Le carbet des parents : La loi Shiappa expliquée aux parents

société
Enfants à l'école
©DR
La Fédération autonome des Parents d’Elèves et Etudiants de Guyane organisait une conférence débat afin de vulgariser la loi Schiappa. La FAPEEG avait réuni des membres du barreau de Guyane, des infirmières scolaires et même une association en charge de séances à l’école. 
 
Pour la première fois, des parents d’élèves pouvaient enfin exprimer leurs incompréhensions, leurs stupeurs mais surtout leurs craintes face à des professionnels. Trois séances annuelles d’éducation sexuelle à l’école… La pratique n’est pas nouvelle.
Nadia Giverne, parent d’élève se souvient :

« Moi j’ai été un peu à la vieille école, et il y a un âge et il y avait des limites, aujourd'hui je suis une femme mariée j’ai des enfants et pour moi ça reste dans un cadre et ce n’est pas le cas aujourd’hui » 


Il n'y a pas de menace

Même avec ses témoignages, l’assistance peine encore à comprendre la teneur des séances proposées. Les informations fusent sur les réseaux sociaux, chacun se forge sa réalité. Mais dans les faits, il a surtout été rappelé dans cette conférence que la menace que ferait planer l'éducation à la sexualité sur la pureté infantile ne tient pas la route, pour au moins deux raisons.
Priscillia Mangeot directrice adjointe de l’Association idées santé précise :

« nous d’ailleurs, on n’appelle pas ça éducation à la sexualité, on reprend les termes que l’on retrouve au Canada et en Belgique, et on appelle ça éducation à la vie affective et sociale (…) On ne parle pas du tout, de la masturbation et du reste… On parle vraiment du rapport fille/ garçon qui est la base des relations qui finissent par devenir des relations sexuelles à l’âge où on peut avoir des relations sexuelles. »
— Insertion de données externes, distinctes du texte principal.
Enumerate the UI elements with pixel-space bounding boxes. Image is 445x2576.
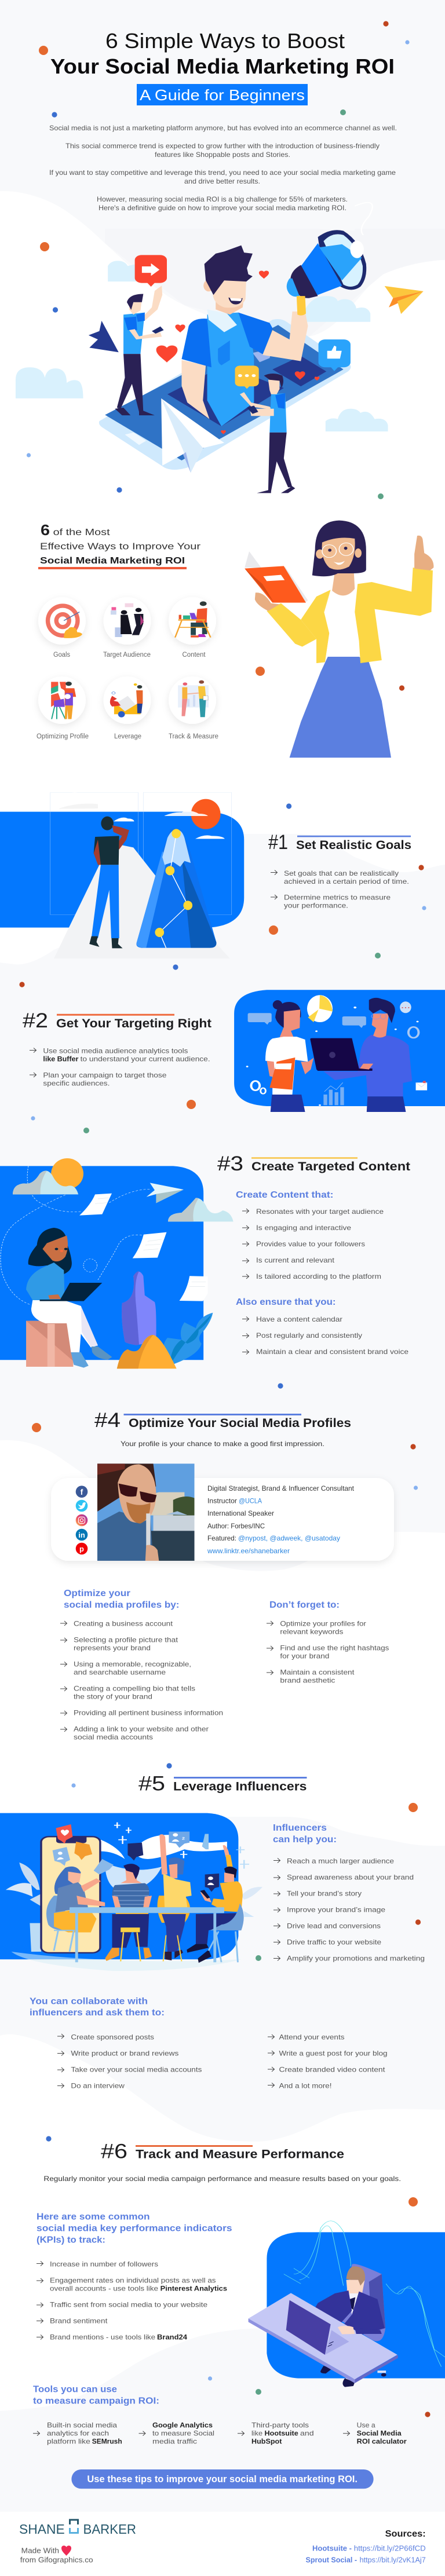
icon labels: Goals	[53, 652, 70, 658]
list: optimize your social media profiles by: Using a memorable, recognizable,	[74, 1660, 191, 1668]
list: create content that: Is current and relevant	[256, 1256, 335, 1264]
woman	[265, 1000, 313, 1112]
icon: goals	[38, 597, 86, 645]
title: 6 Simple Ways to Boost	[105, 29, 345, 53]
bullets 2: Plan your campaign to target those	[43, 1071, 167, 1080]
logo: Shane Barker: SHANE	[19, 2522, 65, 2537]
list: create content that	[236, 1190, 384, 1280]
section 5 heading	[138, 1773, 307, 1795]
woman	[26, 1228, 112, 1368]
intro paragraph: If you want to stay competitive and leverage this trend, you need to ace your social media marketing game	[49, 169, 396, 177]
tool: third-party tools: like	[251, 2429, 262, 2437]
tool: third-party tools: HubSpot	[251, 2437, 282, 2445]
tool: third-party tools: Third-party tools	[251, 2421, 309, 2429]
tool: google analytics: Google Analytics	[152, 2421, 213, 2429]
icon labels: Track & Measure	[169, 733, 218, 740]
bullets 2: to understand your current audience.	[81, 1055, 210, 1063]
title	[50, 29, 395, 78]
icon: target audience	[103, 597, 151, 645]
hearts	[156, 270, 319, 434]
list: optimize your social media profiles by: Creating a compelling bio that tells	[74, 1685, 195, 1693]
list: collaborate with influencers: Write a guest post for your blog	[279, 2049, 387, 2057]
heading 1: Set Realistic Goals	[296, 839, 411, 852]
intro paragraph: This social commerce trend is expected to grow further with the introduction of business-friendly	[65, 142, 380, 150]
sources: Sources:	[385, 2529, 426, 2539]
tool: built-in analytics: SEMrush	[92, 2437, 122, 2445]
paper plane white	[161, 398, 224, 473]
bullets 1: your performance.	[284, 902, 348, 910]
tool: built-in analytics	[33, 2421, 122, 2445]
section heading: 6 of the most effective ways: 6	[41, 521, 50, 539]
tool: google analytics: media traffic	[152, 2437, 197, 2445]
small man right	[240, 374, 295, 493]
list: collaborate with influencers: You can collaborate with	[30, 1997, 148, 2007]
list: optimize your social media profiles by: Adding a link to your website and other	[74, 1725, 209, 1733]
list: optimize your social media profiles by: Providing all pertinent business information	[74, 1709, 223, 1717]
icon labels	[37, 652, 218, 740]
tool: third-party tools: Hootsuite	[264, 2429, 298, 2437]
woman in phone	[46, 1859, 114, 1952]
intro paragraph: and drive better results.	[184, 177, 260, 185]
tool: ROI calculator	[343, 2421, 407, 2445]
section 3 illustration: woman with laptop and flying papers	[0, 1158, 234, 1368]
bullets 2: like Buffer	[43, 1055, 79, 1063]
section 4 heading: Your profile is your chance to make a good first impression.	[121, 1440, 324, 1448]
list: key performance indicators: Brand24	[157, 2333, 187, 2341]
tools section	[33, 2385, 407, 2445]
bullets 2: specific audiences.	[43, 1080, 110, 1088]
heading 2: Get Your Targeting Right	[56, 1017, 211, 1030]
heading 3: #3	[217, 1152, 243, 1175]
profile text: @UCLA	[239, 1497, 262, 1505]
footer	[19, 2519, 426, 2564]
icon: leverage	[103, 676, 151, 724]
box	[26, 1321, 73, 1367]
list: key performance indicators: overall accounts - use tools like	[50, 2284, 158, 2292]
section heading: 6 of the most effective ways: of the Most	[53, 528, 110, 537]
profile text: International Speaker	[207, 1509, 274, 1517]
tools heading: to measure campaign ROI:	[33, 2396, 159, 2406]
small man left	[115, 286, 164, 415]
section 5 text	[30, 1823, 425, 2090]
list: also ensure that you: Also ensure that you:	[236, 1297, 336, 1307]
sources: https://bit.ly/2P66fCD	[354, 2544, 426, 2553]
feet	[320, 2366, 386, 2387]
list: key performance indicators: Brand sentiment	[50, 2317, 108, 2325]
chair	[341, 2264, 385, 2341]
profile text: Digital Strategist, Brand & Influencer Consultant	[207, 1484, 355, 1492]
tool: ROI calculator: Social Media	[357, 2429, 402, 2437]
list: optimize your social media profiles by: represents your brand	[74, 1644, 151, 1652]
desk	[249, 2293, 398, 2383]
list: key performance indicators: Engagement rates on individual posts as well as	[50, 2276, 216, 2284]
social icons: p	[79, 1545, 84, 1553]
sources	[306, 2529, 426, 2564]
icon labels: Optimizing Profile	[37, 733, 89, 740]
icon: content	[169, 597, 216, 645]
phone	[41, 1836, 100, 1953]
list: don't forget to: for your brand	[280, 1652, 329, 1660]
list: key performance indicators: Brand mentions - use tools like	[50, 2333, 155, 2341]
list: create content that: Resonates with your target audience	[256, 1208, 384, 1216]
tool: built-in analytics: analytics for each	[47, 2429, 109, 2437]
list: create content that: Is engaging and interactive	[256, 1224, 351, 1232]
clouds	[16, 261, 388, 431]
intro paragraph: Here's a definitive guide on how to improve your social media marketing ROI.	[99, 204, 346, 212]
bullets 2: Use social media audience analytics tools	[43, 1047, 188, 1055]
tool: third-party tools	[238, 2421, 314, 2445]
list: influencers can help you	[273, 1823, 425, 1962]
icon labels: Leverage	[114, 733, 141, 740]
section heading: 6 of the most effective ways	[38, 521, 201, 569]
reaction bubbles	[135, 255, 351, 389]
list: optimize your social media profiles by: social media accounts	[74, 1733, 153, 1741]
list: don't forget to: Optimize your profiles for	[280, 1620, 366, 1628]
profile text: Author: Forbes/INC	[207, 1522, 265, 1530]
heading 3	[217, 1152, 410, 1175]
list: optimize your social media profiles by: and searchable username	[74, 1668, 166, 1677]
subtitle banner	[137, 84, 308, 105]
list: key performance indicators: Traffic sent from social media to your website	[50, 2300, 207, 2308]
tools heading	[33, 2385, 159, 2406]
section 6 heading: Regularly monitor your social media campaign performance and measure results based on your goals.	[43, 2175, 401, 2183]
woman raising hand	[158, 1834, 192, 1962]
sources: Hootsuite -	[312, 2544, 352, 2553]
orange hills	[117, 1335, 177, 1368]
main man	[181, 246, 308, 426]
intro paragraph: However, measuring social media ROI is a big challenge for 55% of marketers.	[97, 195, 348, 203]
list: influencers can help you: Tell your brand’s story	[287, 1889, 362, 1897]
list: create content that: Is tailored according to the platform	[256, 1272, 381, 1280]
intro paragraph: Social media is not just a marketing platform anymore, but has evolved into an ecommerce channel as well.	[49, 124, 397, 132]
section heading: 6 of the most effective ways: Effective Ways to Improve Your	[40, 542, 201, 552]
list: influencers can help you: Spread awareness about your brand	[287, 1873, 414, 1881]
list: collaborate with influencers: Take over your social media accounts	[71, 2065, 202, 2073]
bullets 1: Determine metrics to measure	[284, 894, 391, 902]
plus signs	[114, 1823, 249, 1869]
profile text	[207, 1484, 355, 1555]
tool: google analytics: to measure Social	[152, 2429, 214, 2437]
made with credit: from Gifographics.co	[20, 2556, 93, 2564]
like and share bubbles: 2	[182, 1836, 185, 1840]
section 2 illustration: two people with laptop	[234, 990, 445, 1112]
man with stripes	[105, 1864, 152, 1962]
profile text: Featured:	[207, 1534, 236, 1542]
section 2 text	[23, 1009, 211, 1088]
intro paragraph	[49, 124, 397, 212]
intro paragraph: features like Shoppable posts and Stories.	[155, 151, 290, 159]
list: influencers can help you: Influencers	[273, 1823, 327, 1833]
illustration: woman holding a book	[245, 521, 433, 758]
planes	[89, 321, 119, 352]
table	[70, 1907, 224, 1962]
list: also ensure that you	[236, 1297, 408, 1356]
list: optimize your social media profiles by: social media profiles by:	[64, 1600, 180, 1610]
tool: built-in analytics: platform like	[47, 2437, 90, 2445]
tool: built-in analytics: Built-in social media	[47, 2421, 117, 2429]
section 5 heading: #5	[138, 1773, 165, 1795]
list: key performance indicators: Here are some common	[37, 2212, 150, 2222]
man on right	[187, 1845, 244, 1963]
tool: third-party tools: and	[300, 2429, 314, 2437]
megaphone	[287, 230, 366, 316]
list: optimize your social media profiles by: the story of your brand	[74, 1693, 152, 1701]
social icons: f	[81, 1487, 83, 1496]
logo: Shane Barker	[19, 2519, 136, 2537]
list: also ensure that you: Post regularly and consistently	[256, 1331, 362, 1340]
profile text: Instructor	[207, 1497, 237, 1505]
list: don't forget to: Find and use the right hashtags	[280, 1644, 389, 1652]
list: collaborate with influencers: influencers and ask them to:	[30, 2008, 165, 2018]
tools heading: Tools you can use	[33, 2385, 117, 2395]
section 1 illustration: climbing a mountain	[0, 780, 244, 958]
sources: Sprout Social -	[306, 2556, 357, 2564]
made with credit: Made With	[21, 2546, 59, 2555]
call to action button	[71, 2469, 374, 2489]
hero illustration: man with megaphone on a phone	[16, 203, 445, 493]
icon labels: Target Audience	[103, 652, 151, 658]
list: optimize your social media profiles by	[60, 1589, 223, 1741]
phone	[99, 319, 351, 470]
bullets 1: achieved in a certain period of time.	[284, 877, 409, 885]
list: don't forget to: Maintain a consistent	[280, 1668, 355, 1677]
heading 1	[268, 831, 411, 854]
bullets 2	[30, 1047, 210, 1088]
call to action button: Use these tips to improve your social media marketing ROI.	[87, 2474, 358, 2484]
heading 3: Create Targeted Content	[251, 1160, 410, 1173]
laptop	[286, 2300, 382, 2355]
laptop	[310, 1038, 373, 1071]
section 3 text	[217, 1152, 410, 1356]
list: create content that: Create Content that:	[236, 1190, 334, 1200]
list: don't forget to: Don’t forget to:	[269, 1600, 340, 1610]
section 4 heading: #4	[94, 1409, 121, 1432]
list: influencers can help you: Improve your brand’s image	[287, 1905, 385, 1913]
bullets 1: Set goals that can be realistically	[284, 869, 399, 877]
hiker	[89, 817, 129, 948]
list: influencers can help you: Reach a much larger audience	[287, 1857, 394, 1865]
thumbs up	[122, 1272, 156, 1345]
profile text: www.linktr.ee/shanebarker	[207, 1547, 290, 1555]
title: Your Social Media Marketing ROI	[50, 54, 395, 78]
list: create content that: Provides value to your followers	[256, 1240, 365, 1248]
section heading: 6 of the most effective ways: Social Media Marketing ROI	[40, 556, 185, 566]
list: optimize your social media profiles by: Selecting a profile picture that	[74, 1636, 178, 1644]
tool: ROI calculator: Use a	[357, 2421, 375, 2429]
like and share bubbles	[53, 1824, 219, 1892]
section 1 text	[268, 831, 411, 910]
list: influencers can help you: can help you:	[273, 1835, 337, 1845]
section 5 illustration: people at a table and a phone	[0, 1813, 262, 1971]
section 6 heading	[43, 2140, 401, 2183]
list: influencers can help you: Drive traffic to your website	[287, 1938, 381, 1946]
list: collaborate with influencers: Create sponsored posts	[71, 2033, 154, 2041]
heading 1: #1	[268, 831, 288, 854]
man	[323, 998, 412, 1112]
section 6 illustration: man at a desk with laptop	[249, 2221, 445, 2387]
list: also ensure that you: Have a content calendar	[256, 1315, 342, 1323]
icon: optimizing profile	[38, 676, 86, 724]
heading 2: #2	[23, 1009, 48, 1032]
list: key performance indicators	[37, 2212, 232, 2341]
section 4 heading	[94, 1409, 351, 1448]
tool: google analytics	[139, 2421, 214, 2445]
subtitle banner: A Guide for Beginners	[140, 86, 305, 104]
list: don't forget to	[267, 1600, 389, 1685]
icon grid: six ways	[37, 597, 218, 740]
section 5 heading: Leverage Influencers	[173, 1780, 307, 1794]
plants	[6, 1863, 262, 1952]
list: collaborate with influencers: Do an interview	[71, 2081, 125, 2090]
section 6 heading: Track and Measure Performance	[136, 2148, 344, 2161]
sources: https://bit.ly/2vK1Aj7	[360, 2556, 426, 2564]
list: key performance indicators: social media key performance indicators	[37, 2224, 232, 2234]
chart and icons	[251, 1081, 427, 1105]
icon: track and measure	[169, 676, 216, 724]
list: collaborate with influencers: Create branded video content	[279, 2065, 385, 2073]
list: don't forget to: relevant keywords	[280, 1628, 343, 1636]
logo: Shane Barker: BARKER	[83, 2522, 136, 2537]
heading 2	[23, 1009, 211, 1032]
list: key performance indicators: Increase in number of followers	[50, 2260, 158, 2268]
list: influencers can help you: Amplify your promotions and marketing	[287, 1954, 425, 1962]
list: also ensure that you: Maintain a clear and consistent brand voice	[256, 1348, 408, 1356]
list: collaborate with influencers: Write product or brand reviews	[71, 2049, 178, 2057]
leaf	[164, 1313, 213, 1365]
list: collaborate with influencers: And a lot more!	[279, 2081, 331, 2090]
list: key performance indicators: (KPIs) to track:	[37, 2235, 105, 2245]
profile photo	[97, 1463, 195, 1561]
section 4 heading: Optimize Your Social Media Profiles	[129, 1417, 351, 1430]
list: influencers can help you: Drive lead and conversions	[287, 1922, 381, 1930]
social icons: in	[78, 1531, 85, 1539]
list: collaborate with influencers	[30, 1997, 387, 2090]
icon labels: Content	[182, 652, 206, 658]
list: optimize your social media profiles by: Creating a business account	[74, 1620, 173, 1628]
bullets 1	[271, 869, 409, 910]
list: collaborate with influencers: Attend your events	[279, 2033, 344, 2041]
list: don't forget to: brand aesthetic	[280, 1677, 335, 1685]
social icons	[76, 1485, 87, 1554]
made with credit	[20, 2546, 93, 2564]
section 6 heading: #6	[101, 2140, 127, 2163]
list: key performance indicators: Pinterest Analytics	[161, 2284, 227, 2292]
list: optimize your social media profiles by: Optimize your	[64, 1589, 130, 1598]
profile text: @nypost, @adweek, @usatoday	[238, 1534, 340, 1542]
profile card	[51, 1463, 394, 1561]
man	[312, 2266, 385, 2336]
tool: ROI calculator: ROI calculator	[357, 2437, 407, 2445]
Chantal Nordin infirmière scolaire formatrice donne un exemple :

« Moi je dis souvent aux parents, que les enfants ont des questions, et nous heureusement nous sommes là pour cela. J’ai une maman qui un jour m’a dit, mon fils m’a demandé : par où je suis sorti  ?  Elle ne savait pas quoi répondre, mais comme on en avait discuté juste avant, elle lui a répondu : tu es sorti par la nénette (…) Elle m’a dit qu’il n’y en a pas eu de deuxième question. C'est clair, il n’y aura pas de deuxième question, car la bonne réponse a été donnée»


Un cadre légal

Les inquiétudes des adultes autour de la sexualité relèvent d'une véritable panique morale, appuyé par le fait  que la sexualité n’est pas de la responsabilité de l’école. Le barreau de Guyane rappelle que le dispositif possède un cadre légal bien défini…
 Cléo Simonin  avocate au barreau de la Guyane explique :

« La loi Schiappa indique qu’il faut procéder à la formation de ceux qui sont amenés à faire cette éducation à la sexualité, justement pour qu' elle se fasse dans un cadre très strict et très réglementé. (…) Le cadre légal c’est le code de l’éducation qui indique qu’il faut former le milieu scolaire à cette éducation à la sexualité et vous avez ensuite de nombreuses circulaires qui sont faites par les ministères et qui sont diffusées à l’ensemble des rectorats puis diffusées à l’ensemble du corps enseignant. »


Pas de grands bouleversements au sortir des échanges, il régnait encore beaucoup de scepticisme. Toujours dans l’optique d’éclairer les parents, la Fédération autonome des Parents d’Elèves et Etudiants de Guyane répète l’exercice le mercredi 19 septembre à la médiathèque de Kourou.